Individual investors to shape asset management


The global asset management industry will drop below 2 per cent by 2020, and 120 per cent of new net flows into investment strategies will come from individual investors, up from 90 per cent in 2014.
Such was the finding by management consultant to asset managers, Casey Quirk and Associates LLC, which said that individual investors will account for all of the net organic growth for the rest of the decade, taking in a significant amount of net redemptions from institutions.
In a white paper titled, ‘The Roar of the Crowd: How Individual Investors Transform Competition in Asset Management', the consultant firm attributed this shift to Baby Boomers entering retirement, sovereign fund dynamics, and insourcing, where large asset owners can hire their own portfolio managers to run passive portfolios in-house.
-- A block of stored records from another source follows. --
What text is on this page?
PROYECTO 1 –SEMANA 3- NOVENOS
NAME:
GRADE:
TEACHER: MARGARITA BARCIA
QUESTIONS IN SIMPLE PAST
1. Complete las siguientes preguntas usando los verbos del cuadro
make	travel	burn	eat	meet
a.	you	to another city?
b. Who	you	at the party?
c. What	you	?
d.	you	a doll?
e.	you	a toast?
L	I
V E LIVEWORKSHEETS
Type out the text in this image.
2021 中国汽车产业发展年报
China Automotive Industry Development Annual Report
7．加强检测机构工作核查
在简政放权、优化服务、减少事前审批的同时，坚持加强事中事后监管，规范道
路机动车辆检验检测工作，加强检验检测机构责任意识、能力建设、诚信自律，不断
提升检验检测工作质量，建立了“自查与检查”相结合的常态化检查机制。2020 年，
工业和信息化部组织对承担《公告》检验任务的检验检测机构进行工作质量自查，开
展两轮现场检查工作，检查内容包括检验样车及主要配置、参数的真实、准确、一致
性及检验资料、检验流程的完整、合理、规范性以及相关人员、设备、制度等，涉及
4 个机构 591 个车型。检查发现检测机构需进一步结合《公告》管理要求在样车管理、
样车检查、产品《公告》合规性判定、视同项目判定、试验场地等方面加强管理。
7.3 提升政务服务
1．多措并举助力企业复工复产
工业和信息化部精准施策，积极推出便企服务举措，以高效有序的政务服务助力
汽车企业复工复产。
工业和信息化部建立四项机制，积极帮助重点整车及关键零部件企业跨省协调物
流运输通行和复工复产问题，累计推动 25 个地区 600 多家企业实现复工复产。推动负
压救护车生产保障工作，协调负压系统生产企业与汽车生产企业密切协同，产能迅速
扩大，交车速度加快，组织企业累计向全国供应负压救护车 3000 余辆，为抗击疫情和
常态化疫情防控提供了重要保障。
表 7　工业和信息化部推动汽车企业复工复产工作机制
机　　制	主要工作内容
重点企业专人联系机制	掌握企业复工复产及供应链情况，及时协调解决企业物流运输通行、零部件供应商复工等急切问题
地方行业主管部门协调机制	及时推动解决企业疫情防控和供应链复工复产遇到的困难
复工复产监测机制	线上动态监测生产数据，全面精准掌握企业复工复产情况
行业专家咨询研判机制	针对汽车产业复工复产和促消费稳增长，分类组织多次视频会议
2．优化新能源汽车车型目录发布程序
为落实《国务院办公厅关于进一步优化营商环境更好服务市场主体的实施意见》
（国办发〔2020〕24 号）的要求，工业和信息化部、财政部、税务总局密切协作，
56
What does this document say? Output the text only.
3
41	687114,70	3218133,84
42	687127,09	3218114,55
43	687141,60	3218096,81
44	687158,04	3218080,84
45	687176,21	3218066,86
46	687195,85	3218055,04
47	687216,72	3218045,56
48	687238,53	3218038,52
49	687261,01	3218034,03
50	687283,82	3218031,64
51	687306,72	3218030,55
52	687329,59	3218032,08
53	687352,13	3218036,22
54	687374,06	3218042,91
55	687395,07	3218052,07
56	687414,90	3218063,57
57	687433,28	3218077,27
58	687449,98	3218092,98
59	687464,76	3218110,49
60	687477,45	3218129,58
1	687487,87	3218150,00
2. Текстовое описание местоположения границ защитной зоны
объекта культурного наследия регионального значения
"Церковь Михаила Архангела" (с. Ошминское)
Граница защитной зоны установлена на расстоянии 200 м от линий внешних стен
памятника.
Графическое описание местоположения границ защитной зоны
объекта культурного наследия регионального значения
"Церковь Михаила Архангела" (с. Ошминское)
Retirees would be withdrawing their accumulated savings from individual investors, and the global rollover marketplace would swing investment decisions back to the individuals.
Consequently, individual investors would change the asset management industry from a product to a service industry.
"Already, US financial advisors - the most varied and complicated distribution channel in the world — report that two-thirds of their service requirements involve portfolio-related questions: technical conversations about objectives and risk with clients, macro viewpoints, thought leadership and allocation discussions," the white paper said.
Furthermore, 70 per cent of US financial advisers want more investment-oriented, resource-intensive advice from asset managers, echoing global sentiments.
But distributing to individuals is at least one-third less efficient than selling to institutions, thus decreasing leverage.
"Going forward, asset managers will face growing competition from larger financial services firms and will only prove their value by offering differentiated value propositions, strong performance, especially in outcome-oriented investments, and the brand to back it up," partner at Casey Quirk, and co-author of the paper, Benjamin Phillips said.